If she’s been with the dc all day and the house is messier than you’d like just tidy up.

DatingDinosaur · 03/01/2023 20:51

I get defensive when I feel attacked. How are you broaching these subjects OP?

sageandrosemary · 03/01/2023 20:58

Erm, do you have any better examples because from those, it feels like you might need to reassess a little bit.

edensparkles · 03/01/2023 21:12

We had a huge row after she brought the car back with no fuel and I asked her nicely I would add.if she could make sure it isn't on zero because it makes me.really anxious.

OP posts:
justasking111 · 03/01/2023 21:14

edensparkles · 03/01/2023 21:12

We had a huge row after she brought the car back with no fuel and I asked her nicely I would add.if she could make sure it isn't on zero because it makes me.really anxious.

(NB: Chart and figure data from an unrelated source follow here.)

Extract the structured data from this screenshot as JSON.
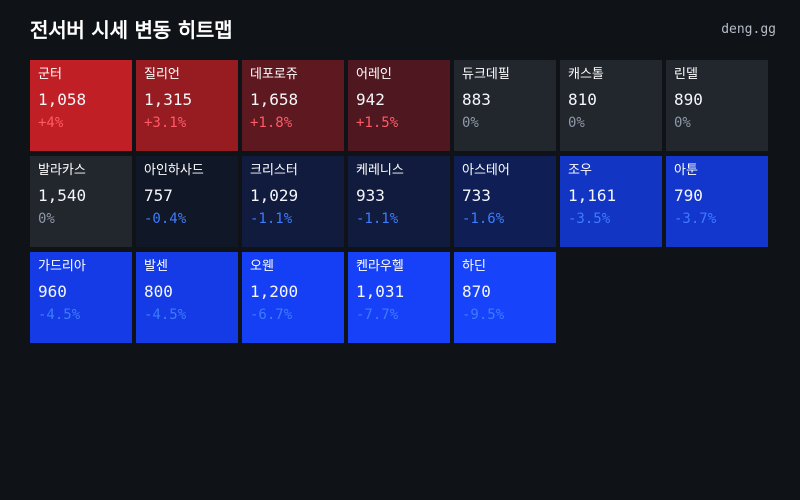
{
  "header": {
    "title": "전서버 시세 변동 히트맵",
    "brand": "deng.gg"
  },
  "colors": {
    "background": "#0f1318",
    "up": "#ff5a66",
    "down": "#3d7bff",
    "flat": "#8f98a6"
  },
  "items": [
    {
      "name": "군터",
      "price": "1,058",
      "change": "+4%",
      "change_value": 4.0,
      "direction": "up",
      "color": "#c11f26"
    },
    {
      "name": "질리언",
      "price": "1,315",
      "change": "+3.1%",
      "change_value": 3.1,
      "direction": "up",
      "color": "#961c22"
    },
    {
      "name": "데포로쥬",
      "price": "1,658",
      "change": "+1.8%",
      "change_value": 1.8,
      "direction": "up",
      "color": "#5e1820"
    },
    {
      "name": "어레인",
      "price": "942",
      "change": "+1.5%",
      "change_value": 1.5,
      "direction": "up",
      "color": "#4f1820"
    },
    {
      "name": "듀크데필",
      "price": "883",
      "change": "0%",
      "change_value": 0,
      "direction": "flat",
      "color": "#22262d"
    },
    {
      "name": "캐스톨",
      "price": "810",
      "change": "0%",
      "change_value": 0,
      "direction": "flat",
      "color": "#22262d"
    },
    {
      "name": "린델",
      "price": "890",
      "change": "0%",
      "change_value": 0,
      "direction": "flat",
      "color": "#22262d"
    },
    {
      "name": "발라카스",
      "price": "1,540",
      "change": "0%",
      "change_value": 0,
      "direction": "flat",
      "color": "#22262d"
    },
    {
      "name": "아인하사드",
      "price": "757",
      "change": "-0.4%",
      "change_value": -0.4,
      "direction": "down",
      "color": "#101726"
    },
    {
      "name": "크리스터",
      "price": "1,029",
      "change": "-1.1%",
      "change_value": -1.1,
      "direction": "down",
      "color": "#111b3d"
    },
    {
      "name": "케레니스",
      "price": "933",
      "change": "-1.1%",
      "change_value": -1.1,
      "direction": "down",
      "color": "#111b3d"
    },
    {
      "name": "아스테어",
      "price": "733",
      "change": "-1.6%",
      "change_value": -1.6,
      "direction": "down",
      "color": "#0f1f55"
    },
    {
      "name": "조우",
      "price": "1,161",
      "change": "-3.5%",
      "change_value": -3.5,
      "direction": "down",
      "color": "#1335c3"
    },
    {
      "name": "아툰",
      "price": "790",
      "change": "-3.7%",
      "change_value": -3.7,
      "direction": "down",
      "color": "#1336cc"
    },
    {
      "name": "가드리아",
      "price": "960",
      "change": "-4.5%",
      "change_value": -4.5,
      "direction": "down",
      "color": "#143be5"
    },
    {
      "name": "발센",
      "price": "800",
      "change": "-4.5%",
      "change_value": -4.5,
      "direction": "down",
      "color": "#143be5"
    },
    {
      "name": "오웬",
      "price": "1,200",
      "change": "-6.7%",
      "change_value": -6.7,
      "direction": "down",
      "color": "#153ff5"
    },
    {
      "name": "켄라우헬",
      "price": "1,031",
      "change": "-7.7%",
      "change_value": -7.7,
      "direction": "down",
      "color": "#1641f8"
    },
    {
      "name": "하딘",
      "price": "870",
      "change": "-9.5%",
      "change_value": -9.5,
      "direction": "down",
      "color": "#1744fb"
    }
  ]
}
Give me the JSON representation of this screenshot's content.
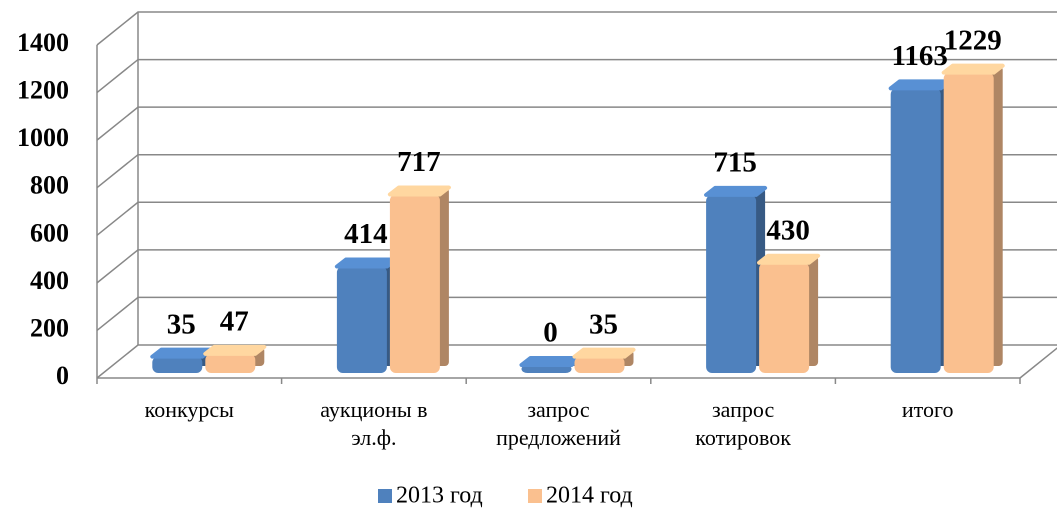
{
  "chart_data": {
    "type": "bar3d",
    "categories": [
      "конкурсы",
      "аукционы в эл.ф.",
      "запрос предложений",
      "запрос котировок",
      "итого"
    ],
    "series": [
      {
        "name": "2013 год",
        "color": "#4f81bd",
        "values": [
          35,
          414,
          0,
          715,
          1163
        ]
      },
      {
        "name": "2014 год",
        "color": "#fac08f",
        "values": [
          47,
          717,
          35,
          430,
          1229
        ]
      }
    ],
    "ylim": [
      0,
      1400
    ],
    "yticks": [
      0,
      200,
      400,
      600,
      800,
      1000,
      1200,
      1400
    ],
    "grid": true,
    "legend": "bottom"
  }
}
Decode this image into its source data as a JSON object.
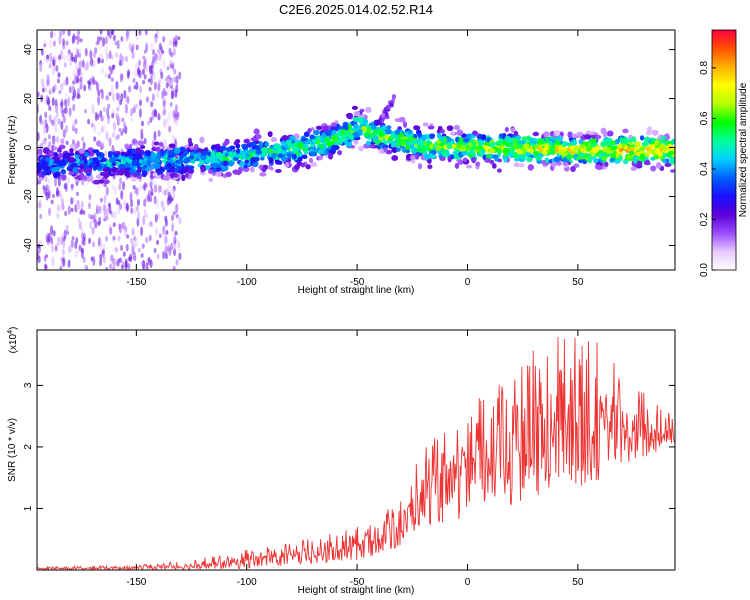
{
  "title": "C2E6.2025.014.02.52.R14",
  "chart_data": [
    {
      "type": "heatmap",
      "xlabel": "Height of straight line (km)",
      "ylabel": "Frequency (Hz)",
      "xlim": [
        -195,
        94
      ],
      "ylim": [
        -50,
        48
      ],
      "x_ticks": [
        -150,
        -100,
        -50,
        0,
        50
      ],
      "y_ticks": [
        -40,
        -20,
        0,
        20,
        40
      ],
      "colorbar": {
        "label": "Normalized spectral amplitude",
        "range": [
          0,
          0.95
        ],
        "ticks": [
          0.0,
          0.2,
          0.4,
          0.6,
          0.8
        ],
        "tick_labels": [
          "0.0",
          "0.2",
          "0.4",
          "0.6",
          "0.8"
        ],
        "colormap": [
          "#ffffff",
          "#e6c8ff",
          "#9a4cff",
          "#5a00d8",
          "#1a10ff",
          "#0060ff",
          "#00d0ff",
          "#00ff9a",
          "#00ff00",
          "#b8ff00",
          "#ffff00",
          "#ffb000",
          "#ff5000",
          "#ff0040"
        ]
      },
      "ridge": {
        "x": [
          -195,
          -150,
          -120,
          -100,
          -80,
          -60,
          -50,
          -40,
          -30,
          -20,
          0,
          20,
          40,
          60,
          80,
          94
        ],
        "frequency_hz": [
          -7,
          -6,
          -5,
          -3,
          -1,
          3,
          8,
          5,
          3,
          1,
          0,
          0,
          -1,
          -1,
          -1,
          -1
        ]
      },
      "extra_feature": {
        "x": [
          -40,
          -33
        ],
        "frequency_hz": [
          10,
          20
        ]
      },
      "grid": false
    },
    {
      "type": "line",
      "xlabel": "Height of straight line (km)",
      "ylabel": "SNR (10 * v/v)",
      "y_multiplier_label": "(x10",
      "y_multiplier_exponent": "4",
      "xlim": [
        -195,
        94
      ],
      "ylim": [
        0,
        3.9
      ],
      "x_ticks": [
        -150,
        -100,
        -50,
        0,
        50
      ],
      "y_ticks": [
        1,
        2,
        3
      ],
      "line_color": "#ee3333",
      "envelope": {
        "x": [
          -195,
          -150,
          -130,
          -110,
          -100,
          -80,
          -60,
          -50,
          -40,
          -30,
          -25,
          -20,
          -10,
          0,
          10,
          20,
          30,
          40,
          50,
          60,
          70,
          80,
          94
        ],
        "mean": [
          0.02,
          0.03,
          0.05,
          0.08,
          0.12,
          0.18,
          0.25,
          0.3,
          0.45,
          0.6,
          0.9,
          1.1,
          1.2,
          1.35,
          1.6,
          1.7,
          1.85,
          1.95,
          2.05,
          2.1,
          2.15,
          2.1,
          2.2
        ],
        "peak": [
          0.05,
          0.08,
          0.15,
          0.25,
          0.35,
          0.45,
          0.6,
          0.7,
          0.9,
          1.2,
          1.7,
          2.0,
          2.3,
          2.6,
          3.0,
          3.3,
          3.6,
          3.8,
          3.8,
          3.7,
          3.2,
          2.9,
          2.5
        ]
      },
      "grid": false
    }
  ]
}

I hope you went out and refuelled immediately that would solve the anxiety

WallaceinAnderland · 03/01/2023 21:16

I generally will have them most of the time on a weekend

The point is, what chores are you doing at the same time as looking after the kids? Anyone can do or one or the other, it's doing both at the same time that is tricky.

I do all the food shopping and the cooking

Do you do this whilst supervising two children under 2 or is someone else looking after them for you?